In cucina, il sale è uno degli elementi più usati e, forse, più abusati. Una corretta alimentazione, caratterizzata da una dieta variata, prevede un apporto massimo giornaliero di sale pari a 6 grammi – appena un cucchiaino.

Tuttavia, quando si cucina non si presta particolare attenzione alla quantità di sale utilizzata, né si leggono adeguatamente le etichette: molti cibi che usiamo e a cui accompagniamo quel tanto caro pizzico di sale sono già saporiti e salati. Così, in maniera del tutto inconsapevole, si aumentano i livelli giornalieri di sale, con i conseguenti problemi che ciò può comportare. Non è una novità: troppo sale fa male.

Il sale, se associato a tendenze e particolari condizioni fisiche, può portare all’innalzamento della pressione e, a lungo andare, a problemi cardiovascolari. La pressione alta, però, spesso, non ha sintomi subitanei ed evidenti: così, il campanello d’allarme rischia di non suonare e si continuano a salare i cibi senza prestare troppa attenzione.

Gli effetti negativi si fanno sentire soprattutto in estate: con l’afa, mangiare cibi troppo salati aumenterà la sete, il gonfiore, la ritenzione idrica e la percezione del caldo.
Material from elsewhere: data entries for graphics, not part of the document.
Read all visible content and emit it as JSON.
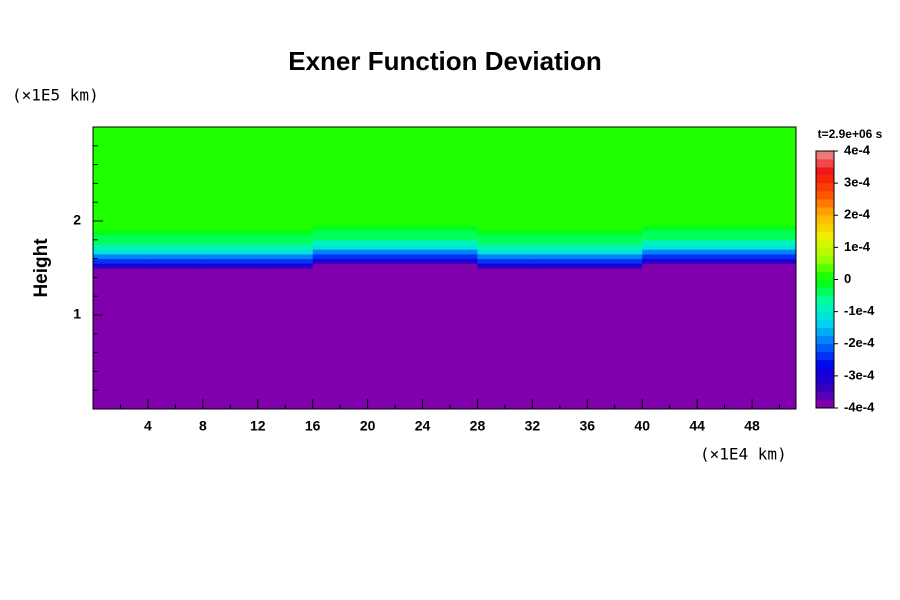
{
  "chart_data": {
    "type": "contour",
    "title": "Exner Function Deviation",
    "ylabel": "Height",
    "yunit": "(×1E5 km)",
    "xunit": "(×1E4 km)",
    "colorbar_title": "t=2.9e+06 s",
    "xlim": [
      0,
      51.2
    ],
    "ylim": [
      0,
      3
    ],
    "xticks": [
      4,
      8,
      12,
      16,
      20,
      24,
      28,
      32,
      36,
      40,
      44,
      48
    ],
    "xminorticks": [
      2,
      6,
      10,
      14,
      18,
      22,
      26,
      30,
      34,
      38,
      42,
      46,
      50
    ],
    "yticks": [
      1,
      2
    ],
    "yminorticks": [
      0.2,
      0.4,
      0.6,
      0.8,
      1.2,
      1.4,
      1.6,
      1.8,
      2.2,
      2.4,
      2.6,
      2.8
    ],
    "clim": [
      -0.0004,
      0.0004
    ],
    "clevels": 32,
    "cticks": [
      {
        "value": 0.0004,
        "label": "4e-4"
      },
      {
        "value": 0.0003,
        "label": "3e-4"
      },
      {
        "value": 0.0002,
        "label": "2e-4"
      },
      {
        "value": 0.0001,
        "label": "1e-4"
      },
      0,
      {
        "value": -0.0001,
        "label": "-1e-4"
      },
      {
        "value": -0.0002,
        "label": "-2e-4"
      },
      {
        "value": -0.0003,
        "label": "-3e-4"
      },
      {
        "value": -0.0004,
        "label": "-4e-4"
      }
    ],
    "colormap": [
      "#9400a8",
      "#3000c0",
      "#0000f0",
      "#0070ff",
      "#00d8f0",
      "#00ffa0",
      "#00ff00",
      "#a0ff00",
      "#f0f000",
      "#ffb000",
      "#ff5000",
      "#f01010",
      "#f09090"
    ],
    "xbins": [
      0,
      4,
      8,
      12,
      16,
      20,
      24,
      28,
      32,
      36,
      40,
      44,
      48,
      51.2
    ],
    "ybins": [
      0,
      1.4,
      1.45,
      1.5,
      1.55,
      1.6,
      1.65,
      1.7,
      1.75,
      1.8,
      1.85,
      1.9,
      1.95,
      2.0,
      2.05,
      2.1,
      2.15,
      3.0
    ],
    "z": [
      [
        -0.00042,
        -0.00042,
        -0.00042,
        -0.00042,
        -0.00042,
        -0.00042,
        -0.00042,
        -0.00042,
        -0.00042,
        -0.00042,
        -0.00042,
        -0.00042,
        -0.00042
      ],
      [
        -0.00042,
        -0.00042,
        -0.00042,
        -0.00042,
        -0.00042,
        -0.00042,
        -0.00042,
        -0.00042,
        -0.00042,
        -0.00042,
        -0.00042,
        -0.00042,
        -0.00042
      ],
      [
        -0.00038,
        -0.00038,
        -0.00038,
        -0.00038,
        -0.00042,
        -0.00042,
        -0.00042,
        -0.00038,
        -0.00038,
        -0.00038,
        -0.00042,
        -0.00042,
        -0.00042
      ],
      [
        -0.00032,
        -0.00032,
        -0.00032,
        -0.00032,
        -0.00038,
        -0.00038,
        -0.00038,
        -0.00032,
        -0.00032,
        -0.00032,
        -0.00038,
        -0.00038,
        -0.00038
      ],
      [
        -0.00025,
        -0.00025,
        -0.00025,
        -0.00025,
        -0.00032,
        -0.00032,
        -0.00032,
        -0.00025,
        -0.00025,
        -0.00025,
        -0.00032,
        -0.00032,
        -0.00032
      ],
      [
        -0.00018,
        -0.00018,
        -0.00018,
        -0.00018,
        -0.00025,
        -0.00025,
        -0.00025,
        -0.00018,
        -0.00018,
        -0.00018,
        -0.00025,
        -0.00025,
        -0.00025
      ],
      [
        -0.00012,
        -0.00012,
        -0.00012,
        -0.00012,
        -0.00018,
        -0.00018,
        -0.00018,
        -0.00012,
        -0.00012,
        -0.00012,
        -0.00018,
        -0.00018,
        -0.00018
      ],
      [
        -8e-05,
        -8e-05,
        -8e-05,
        -8e-05,
        -0.00012,
        -0.00012,
        -0.00012,
        -8e-05,
        -8e-05,
        -8e-05,
        -0.00012,
        -0.00012,
        -0.00012
      ],
      [
        -5e-05,
        -5e-05,
        -5e-05,
        -5e-05,
        -8e-05,
        -8e-05,
        -8e-05,
        -5e-05,
        -5e-05,
        -5e-05,
        -8e-05,
        -8e-05,
        -8e-05
      ],
      [
        -3e-05,
        -3e-05,
        -3e-05,
        -3e-05,
        -5e-05,
        -5e-05,
        -5e-05,
        -3e-05,
        -3e-05,
        -3e-05,
        -5e-05,
        -5e-05,
        -5e-05
      ],
      [
        -1e-05,
        -1e-05,
        -1e-05,
        -1e-05,
        -3e-05,
        -3e-05,
        -3e-05,
        -1e-05,
        -1e-05,
        -1e-05,
        -3e-05,
        -3e-05,
        -3e-05
      ],
      [
        0,
        0,
        0,
        0,
        -1e-05,
        -1e-05,
        -1e-05,
        0,
        0,
        0,
        -1e-05,
        -1e-05,
        -1e-05
      ],
      [
        0,
        0,
        0,
        0,
        0,
        0,
        0,
        0,
        0,
        0,
        0,
        0,
        0
      ],
      [
        1e-05,
        1e-05,
        1e-05,
        1e-05,
        1e-05,
        1e-05,
        1e-05,
        1e-05,
        1e-05,
        1e-05,
        1e-05,
        1e-05,
        1e-05
      ],
      [
        1e-05,
        1e-05,
        1e-05,
        1e-05,
        1e-05,
        1e-05,
        1e-05,
        1e-05,
        1e-05,
        1e-05,
        1e-05,
        1e-05,
        1e-05
      ],
      [
        0,
        0,
        0,
        0,
        0,
        0,
        0,
        0,
        0,
        0,
        0,
        0,
        0
      ],
      [
        0,
        0,
        0,
        0,
        0,
        0,
        0,
        0,
        0,
        0,
        0,
        0,
        0
      ]
    ]
  }
}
Senza evitare di far uso del sale, che a piccole e giuste dosi ha i suoi benefici (e, anzi, permette di non soffrire di carenza iodica), è bene fare la spesa e cucinare prestando attenzione ad alcune semplici regole.
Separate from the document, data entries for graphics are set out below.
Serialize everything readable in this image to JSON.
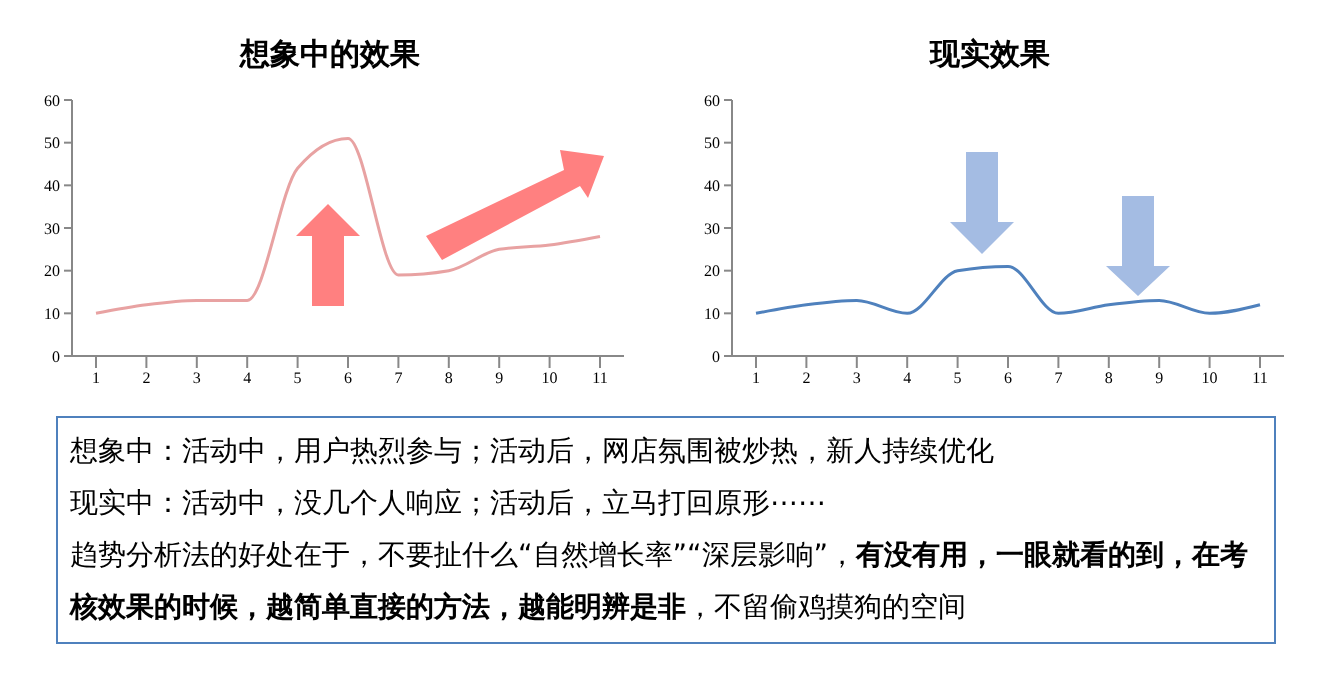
{
  "chart_data": [
    {
      "type": "line",
      "title": "想象中的效果",
      "categories": [
        "1",
        "2",
        "3",
        "4",
        "5",
        "6",
        "7",
        "8",
        "9",
        "10",
        "11"
      ],
      "series": [
        {
          "color": "#e8a2a2",
          "values": [
            10,
            12,
            13,
            13,
            44,
            51,
            19,
            20,
            25,
            26,
            28
          ]
        }
      ],
      "ylim": [
        0,
        60
      ],
      "yticks": [
        0,
        10,
        20,
        30,
        40,
        50,
        60
      ],
      "marker": "none",
      "line_style": "solid"
    },
    {
      "type": "line",
      "title": "现实效果",
      "categories": [
        "1",
        "2",
        "3",
        "4",
        "5",
        "6",
        "7",
        "8",
        "9",
        "10",
        "11"
      ],
      "series": [
        {
          "color": "#4f81bd",
          "values": [
            10,
            12,
            13,
            10,
            20,
            21,
            10,
            12,
            13,
            10,
            12
          ]
        }
      ],
      "ylim": [
        0,
        60
      ],
      "yticks": [
        0,
        10,
        20,
        30,
        40,
        50,
        60
      ],
      "marker": "none",
      "line_style": "solid"
    },
    {
      "type": "other",
      "annotations": [
        "想象中：活动中，用户热烈参与；活动后，网店氛围被炒热，新人持续优化",
        "现实中：活动中，没几个人响应；活动后，立马打回原形⋯⋯",
        "趋势分析法的好处在于，不要扯什么“自然增长率”“深层影响”，",
        "有没有用，一眼就看的到，在考核效果的时候，越简单直接的方法，越能明辨是非",
        "，不留偷鸡摸狗的空间"
      ]
    }
  ]
}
Quando ci si reca al supermercato, occorre controllare le etichette: comprare pancetta, affettati, insaccati, carni lavorate, tonno in scatola significa acquistare prodotti già abbondantemente salati. Quando si cucina una amatriciana o una carbonara, pertanto, è del tutto inutile aggiungere il sale. La stessa cosa vale per i piatti di mare, ai quali, indipendentemente dallo stato di salute, è meglio non aggiungere sale: molluschi e pesci mantengono il sapore marino, salarli vorrebbe dire rovinarsi il piacere di mangiarli.
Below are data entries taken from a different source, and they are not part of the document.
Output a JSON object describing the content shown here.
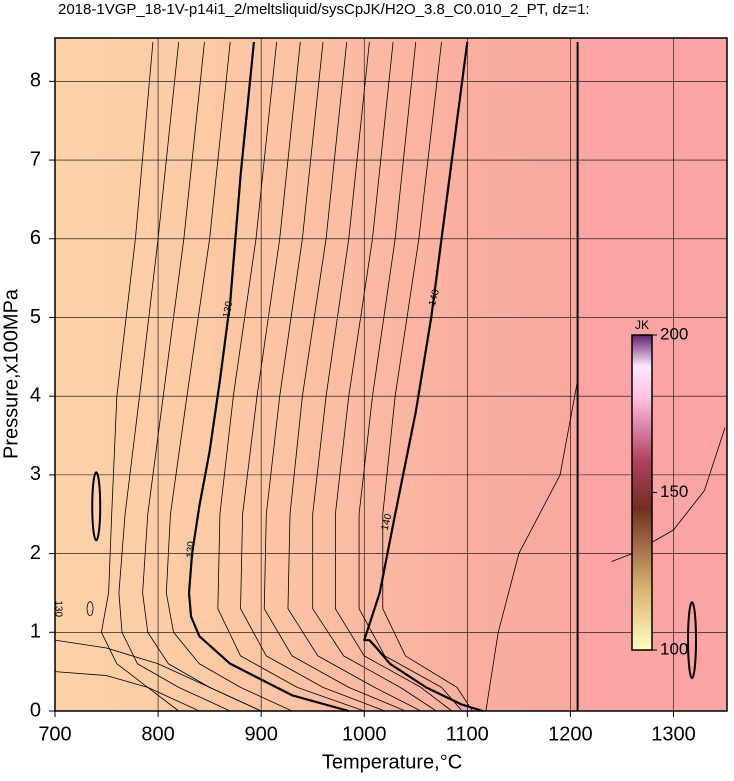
{
  "chart_data": {
    "type": "contour",
    "title": "2018-1VGP_18-1V-p14i1_2/meltsliquid/sysCpJK/H2O_3.8_C0.010_2_PT, dz=1:",
    "x_label": "Temperature,°C",
    "y_label": "Pressure,x100MPa",
    "xlim": [
      700,
      1350
    ],
    "ylim": [
      0,
      8.5
    ],
    "xticks": [
      700,
      800,
      900,
      1000,
      1100,
      1200,
      1300
    ],
    "yticks": [
      0,
      1,
      2,
      3,
      4,
      5,
      6,
      7,
      8
    ],
    "grid": true,
    "bold_contours": [
      {
        "x": [
          893,
          880,
          870,
          860,
          850,
          840,
          833,
          830,
          832,
          840,
          870,
          930,
          985
        ],
        "y": [
          8.5,
          6.8,
          5.2,
          4.2,
          3.3,
          2.6,
          2.0,
          1.5,
          1.2,
          0.95,
          0.6,
          0.2,
          0
        ]
      },
      {
        "x": [
          1100,
          1085,
          1065,
          1050,
          1030,
          1015,
          1000,
          1005,
          1012,
          1025,
          1060,
          1095,
          1115
        ],
        "y": [
          8.5,
          7.0,
          5.0,
          3.8,
          2.5,
          1.5,
          0.9,
          0.9,
          0.8,
          0.6,
          0.3,
          0.08,
          0
        ]
      }
    ],
    "thin_contours": [
      {
        "x": [
          915,
          895,
          873,
          860,
          858,
          880,
          935,
          1000
        ],
        "y": [
          8.5,
          6,
          4,
          2.5,
          1.3,
          0.7,
          0.3,
          0
        ]
      },
      {
        "x": [
          938,
          918,
          896,
          882,
          880,
          905,
          960,
          1020
        ],
        "y": [
          8.5,
          6,
          4,
          2.5,
          1.3,
          0.7,
          0.3,
          0
        ]
      },
      {
        "x": [
          960,
          940,
          918,
          905,
          903,
          930,
          985,
          1040
        ],
        "y": [
          8.5,
          6,
          4,
          2.5,
          1.3,
          0.7,
          0.3,
          0
        ]
      },
      {
        "x": [
          983,
          963,
          940,
          928,
          926,
          955,
          1010,
          1055
        ],
        "y": [
          8.5,
          6,
          4,
          2.5,
          1.3,
          0.7,
          0.3,
          0
        ]
      },
      {
        "x": [
          1005,
          985,
          963,
          950,
          950,
          980,
          1035,
          1070
        ],
        "y": [
          8.5,
          6,
          4,
          2.5,
          1.3,
          0.7,
          0.3,
          0
        ]
      },
      {
        "x": [
          1028,
          1008,
          985,
          972,
          972,
          1000,
          1055,
          1085
        ],
        "y": [
          8.5,
          6,
          4,
          2.5,
          1.3,
          0.7,
          0.3,
          0
        ]
      },
      {
        "x": [
          1050,
          1030,
          1008,
          995,
          995,
          1020,
          1075,
          1095
        ],
        "y": [
          8.5,
          6,
          4,
          2.5,
          1.3,
          0.7,
          0.3,
          0
        ]
      },
      {
        "x": [
          1075,
          1053,
          1030,
          1018,
          1018,
          1040,
          1090,
          1105
        ],
        "y": [
          8.5,
          6,
          4,
          2.5,
          1.3,
          0.7,
          0.3,
          0
        ]
      },
      {
        "x": [
          870,
          850,
          828,
          812,
          808,
          815,
          840,
          880,
          930
        ],
        "y": [
          8.5,
          6,
          4,
          2.5,
          1.5,
          1,
          0.6,
          0.3,
          0
        ]
      },
      {
        "x": [
          845,
          825,
          805,
          790,
          785,
          790,
          810,
          850,
          900
        ],
        "y": [
          8.5,
          6,
          4,
          2.5,
          1.5,
          1,
          0.6,
          0.3,
          0
        ]
      },
      {
        "x": [
          820,
          800,
          782,
          768,
          762,
          765,
          780,
          820,
          870
        ],
        "y": [
          8.5,
          6,
          4,
          2.5,
          1.5,
          1,
          0.6,
          0.3,
          0
        ]
      },
      {
        "x": [
          795,
          778,
          760,
          755,
          752,
          745,
          760,
          790,
          840
        ],
        "y": [
          8.5,
          6,
          4,
          2.5,
          1.5,
          1,
          0.6,
          0.3,
          0
        ]
      },
      {
        "x": [
          1207,
          1190,
          1150,
          1130,
          1118
        ],
        "y": [
          4.2,
          3.0,
          2.0,
          1.0,
          0
        ]
      },
      {
        "x": [
          700,
          750,
          800,
          850,
          900
        ],
        "y": [
          0.9,
          0.8,
          0.6,
          0.3,
          0
        ]
      },
      {
        "x": [
          700,
          750,
          790,
          820
        ],
        "y": [
          0.5,
          0.45,
          0.3,
          0
        ]
      },
      {
        "x": [
          1350,
          1330,
          1300,
          1260,
          1240
        ],
        "y": [
          3.6,
          2.8,
          2.3,
          2.0,
          1.9
        ]
      }
    ],
    "boundary": {
      "x": [
        1207,
        1207
      ],
      "y": [
        0,
        8.5
      ]
    },
    "contour_labels": [
      {
        "text": "130",
        "x": 868,
        "y": 5.1,
        "angle": -80
      },
      {
        "text": "130",
        "x": 832,
        "y": 2.05,
        "angle": -85
      },
      {
        "text": "140",
        "x": 1068,
        "y": 5.25,
        "angle": -75
      },
      {
        "text": "140",
        "x": 1022,
        "y": 2.4,
        "angle": -75
      },
      {
        "text": "130",
        "x": 703,
        "y": 1.3,
        "angle": 90
      }
    ],
    "colorbar": {
      "label": "JK",
      "lim": [
        100,
        200
      ],
      "ticks": [
        100,
        150,
        200
      ]
    }
  }
}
Occorre, pertanto, preferire cibi freschi a quelli secchi e confezionati. I cibi freschi – frutta e verdura in primis – non sono salati e aiutano il fisico a combattere la ritenzione e a regolare la pressione. Allo stesso modo, è opportuno acquistare carni e pesce freschi e non precotti: solo in questo modo potremmo regolare il sale a nostro piacimento. Se acquistiamo verdure in scatola o minestroni precotti e congelati, li si dovrà cuocere senza sale, magari aggiungendo solo qualche odore.

Pertanto, se il sale rappresenta un vero e proprio problema per la salute, si potrà ovviare usando altri condimenti: al posto del sale, ci si può sbizzarrire con spezie e odori. Quando li si compra confezionati e non freschi, però, è di fondamentale importanza controllare l’etichetta: il sale si può nascondere anche nella salsa di soia o nelle spezie più esotiche. Anche in questo caso, è preferibile usare origano, prezzemolo e basilico freschi per condire piatti che risulteranno saporiti anche senza l’uso del sale.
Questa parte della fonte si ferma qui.